越诗情磕头的动作停顿,久久没有抬头,撑在地面的双手不断弯曲,眼里有着阴毒隐忍,呼吸都变得越来越急促。

“娘娘,走远了,咱快起来!”红玉不忍主子这般低声下气,怎么说娘娘和柳妃也是平起平坐的,不过是生了个公主而已,怎么就神气成这样了?

刚触碰到越诗情的身躯,就察觉到对方正在颤抖,哎,值得如此做吗?每天都在忙碌着如何去引起那个根本就不在乎您的男人,甚至去跟一个同等妃嫔下跪,可这就是命,有本事就去欺负别人,没本事就等着别人来欺负。

“我们走!”起身后狠狠的瞪了一眼凉亭中正品茗的女人,多么想说几句狠话,却又害怕被惩罚,只能气呼呼的离去。

“贱人,真以为自己很了不起吗?还想当皇后,当鬼去吧!”

一路上,越诗情都没有好脸色,不断的暗骂着横冲直闯,漫无目的的到处乱走,从来就没如此生气过。
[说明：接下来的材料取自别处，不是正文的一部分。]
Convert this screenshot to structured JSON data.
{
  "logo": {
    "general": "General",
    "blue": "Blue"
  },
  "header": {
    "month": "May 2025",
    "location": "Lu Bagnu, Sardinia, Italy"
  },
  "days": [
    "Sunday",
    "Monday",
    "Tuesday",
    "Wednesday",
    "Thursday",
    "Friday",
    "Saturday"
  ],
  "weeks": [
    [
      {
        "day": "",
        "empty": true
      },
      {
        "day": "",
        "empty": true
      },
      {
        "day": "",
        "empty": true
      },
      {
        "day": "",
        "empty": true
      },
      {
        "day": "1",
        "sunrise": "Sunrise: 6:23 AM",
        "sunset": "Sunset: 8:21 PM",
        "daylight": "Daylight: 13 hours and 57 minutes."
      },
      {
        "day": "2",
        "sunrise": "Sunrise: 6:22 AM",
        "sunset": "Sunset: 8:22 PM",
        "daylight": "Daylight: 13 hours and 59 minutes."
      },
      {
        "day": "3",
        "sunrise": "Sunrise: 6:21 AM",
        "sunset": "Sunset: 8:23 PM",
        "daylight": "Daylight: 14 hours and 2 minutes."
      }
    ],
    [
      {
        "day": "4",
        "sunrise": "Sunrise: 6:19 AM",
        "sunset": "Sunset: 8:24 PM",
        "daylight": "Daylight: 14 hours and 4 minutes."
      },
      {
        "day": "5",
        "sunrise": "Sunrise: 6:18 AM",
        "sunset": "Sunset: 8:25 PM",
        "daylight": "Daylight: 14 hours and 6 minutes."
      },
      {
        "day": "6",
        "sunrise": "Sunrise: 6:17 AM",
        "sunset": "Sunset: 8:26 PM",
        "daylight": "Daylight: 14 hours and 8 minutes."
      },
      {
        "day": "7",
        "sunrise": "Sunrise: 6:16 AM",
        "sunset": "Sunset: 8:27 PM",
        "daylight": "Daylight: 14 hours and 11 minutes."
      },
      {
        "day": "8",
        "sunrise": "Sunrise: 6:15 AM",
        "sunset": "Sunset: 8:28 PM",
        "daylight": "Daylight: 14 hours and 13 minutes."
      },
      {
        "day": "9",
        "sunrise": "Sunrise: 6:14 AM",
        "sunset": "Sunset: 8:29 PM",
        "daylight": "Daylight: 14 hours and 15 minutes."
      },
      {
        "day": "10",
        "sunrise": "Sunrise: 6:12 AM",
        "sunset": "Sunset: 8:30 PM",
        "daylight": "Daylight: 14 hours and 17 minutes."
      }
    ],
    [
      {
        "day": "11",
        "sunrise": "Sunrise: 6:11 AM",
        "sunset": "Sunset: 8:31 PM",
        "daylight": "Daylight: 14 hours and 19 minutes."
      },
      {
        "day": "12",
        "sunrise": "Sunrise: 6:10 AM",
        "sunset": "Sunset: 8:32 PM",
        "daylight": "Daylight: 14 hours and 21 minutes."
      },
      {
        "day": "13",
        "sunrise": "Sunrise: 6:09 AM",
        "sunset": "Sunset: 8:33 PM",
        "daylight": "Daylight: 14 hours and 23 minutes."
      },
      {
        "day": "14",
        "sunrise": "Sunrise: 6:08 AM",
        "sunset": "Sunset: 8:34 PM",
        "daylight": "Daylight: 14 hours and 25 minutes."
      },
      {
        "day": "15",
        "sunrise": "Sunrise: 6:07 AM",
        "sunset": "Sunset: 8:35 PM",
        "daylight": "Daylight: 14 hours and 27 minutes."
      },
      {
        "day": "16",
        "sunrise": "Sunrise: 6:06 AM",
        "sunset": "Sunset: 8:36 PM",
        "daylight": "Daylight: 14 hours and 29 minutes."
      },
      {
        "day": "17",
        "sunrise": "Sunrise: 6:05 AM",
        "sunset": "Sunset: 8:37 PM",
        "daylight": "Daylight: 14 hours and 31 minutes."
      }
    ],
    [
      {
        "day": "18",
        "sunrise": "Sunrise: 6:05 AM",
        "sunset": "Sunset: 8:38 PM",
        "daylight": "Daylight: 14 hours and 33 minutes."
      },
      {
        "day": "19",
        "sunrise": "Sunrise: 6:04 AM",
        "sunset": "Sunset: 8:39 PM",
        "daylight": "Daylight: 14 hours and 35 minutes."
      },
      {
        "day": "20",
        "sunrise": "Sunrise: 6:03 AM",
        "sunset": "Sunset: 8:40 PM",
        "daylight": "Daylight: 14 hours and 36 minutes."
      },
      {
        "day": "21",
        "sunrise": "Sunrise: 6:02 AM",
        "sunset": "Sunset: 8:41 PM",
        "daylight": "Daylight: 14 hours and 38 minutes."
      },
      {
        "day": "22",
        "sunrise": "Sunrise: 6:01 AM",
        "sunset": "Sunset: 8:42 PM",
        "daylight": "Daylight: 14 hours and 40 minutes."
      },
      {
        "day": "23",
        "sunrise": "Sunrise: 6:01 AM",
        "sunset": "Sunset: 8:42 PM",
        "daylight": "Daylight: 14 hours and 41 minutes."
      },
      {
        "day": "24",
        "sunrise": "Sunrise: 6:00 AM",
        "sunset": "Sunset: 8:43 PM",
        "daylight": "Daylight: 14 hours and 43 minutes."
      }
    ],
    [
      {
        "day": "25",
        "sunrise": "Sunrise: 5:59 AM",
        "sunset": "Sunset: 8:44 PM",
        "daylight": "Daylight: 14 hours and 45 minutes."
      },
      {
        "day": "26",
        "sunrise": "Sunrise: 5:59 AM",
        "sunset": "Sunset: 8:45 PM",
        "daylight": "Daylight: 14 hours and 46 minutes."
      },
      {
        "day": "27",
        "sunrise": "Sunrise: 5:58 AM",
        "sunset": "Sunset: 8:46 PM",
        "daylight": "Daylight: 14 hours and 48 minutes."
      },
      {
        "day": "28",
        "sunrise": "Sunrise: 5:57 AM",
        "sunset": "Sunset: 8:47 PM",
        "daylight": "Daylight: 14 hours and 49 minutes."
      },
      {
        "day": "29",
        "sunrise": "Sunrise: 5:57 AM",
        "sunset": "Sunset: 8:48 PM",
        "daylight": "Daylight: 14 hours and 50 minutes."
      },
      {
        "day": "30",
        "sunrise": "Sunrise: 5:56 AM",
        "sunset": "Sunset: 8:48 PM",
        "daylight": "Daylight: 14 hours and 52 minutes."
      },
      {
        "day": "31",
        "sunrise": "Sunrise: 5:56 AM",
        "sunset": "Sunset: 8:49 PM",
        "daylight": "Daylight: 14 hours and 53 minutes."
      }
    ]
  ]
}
过河拆桥,怎么会认识这样一个女人?要不是她提议折磨那个云挽香,她会去侍寝吗?居然一点也不知道感恩…

“啊!找死啊?”身体受到撞击,猛烈向后倒去。

红玉想也不想便伸手抱住倒来的越诗情,后两人重重摔倒在地,一系列动作几乎就在一眨眼间。

令肇事者吓得呆愣在一旁,忘记了下跪搀扶,端着的温水也跟着主人不安的颤动。

越诗情在红玉的帮助下站起身,来不及整理着装就上前扬手朝那宫女打了下去。

‘啪!’

惊醒了排成一列的宫女们。

“娘娘赎罪,娘娘赎罪!”

紧接着,十来人同时跪地颤声求饶。

“你…你好大的胆子!”越诗情本就在气头上,如此一来,可谓是找到了发泄的对象,怒吼道:“来人,还不将这以下犯上之人拉出去斩了?”

一旁巡逻的侍卫快速上前拉走那宫女。

“娘娘饶命,奴婢并非有意,由于皇贵妃回来得太突然,所以奴婢们一时走了神,求娘娘赎罪!”小宫女放下铜盆不断的磕头,眼泪汪汪,好不可怜。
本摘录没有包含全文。